Since these properties vary a lot between different cameras, it is challenging to write a universal class covering a large range of cameras. Hence, currently the universal class only has the basic camera parameter control such as ROI (without binning), exposure, and acquisition status. For many specific cameras you might need to explore the attributes tree using the Python class and operate them directly in your code.

Fast buffer readout mode

At high frame rates (above ~10kFPS) dealing with each frame individually becomes too slow for Python.
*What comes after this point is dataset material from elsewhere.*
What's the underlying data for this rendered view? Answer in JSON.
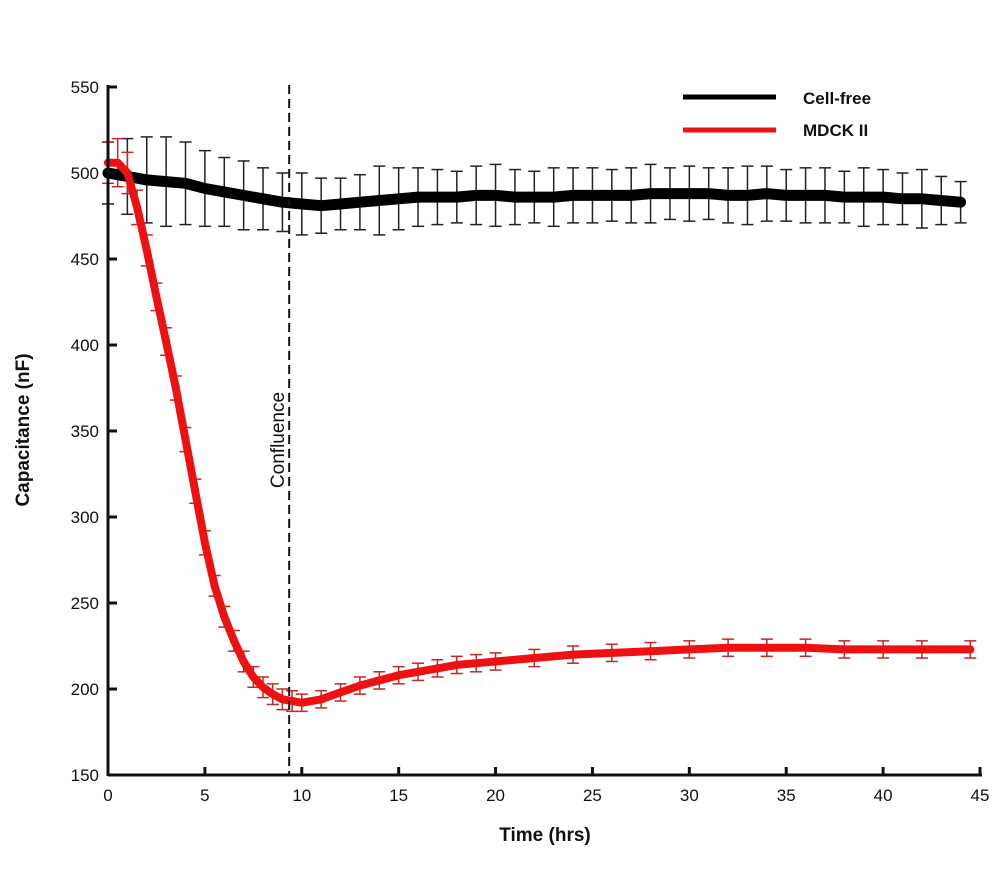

Hence, there is an option to read out and process frames in larger ‘chunks’, which are 3D numpy arrays with the first axis enumerating the frame index. This approach leverages the ability to store several frame buffers in the contiguous memory locations (resulting in a single 3D array), and it essentially eliminates the overhead for dealing with multiple frames at high frame rates, as long as the total data rate is manageable (typically below 600Mb/s).

This option can be accessed by calling using PvcamCamera.set_frame_format() method to set frames format to "chunks". In this case, instead of a list of individual frames (which is the standard behavior), the method returns list of chunks, which contain several consecutive frames.

Known issues

  • Frame period obtained using PvcamCamera.get_frame_period() can be an underestimate (i.e., it can overestimate the frame rate), especially for USB-connected devices.
  • While the cameras support multiple ROIs, only single-ROI readout is currently supported.
  • Exposure time, exposure mode, and ROI are configured using special methods separately from other camera attributes. Therefore, their corresponding attributes are read-only.
  • Not all horizontal and vertical binning combinations are supported. The allowed combinations can be queries using PvcamCamera.get_supported_binning_modes(). If the combination is not supported, it is truncated down to the smallest supported one.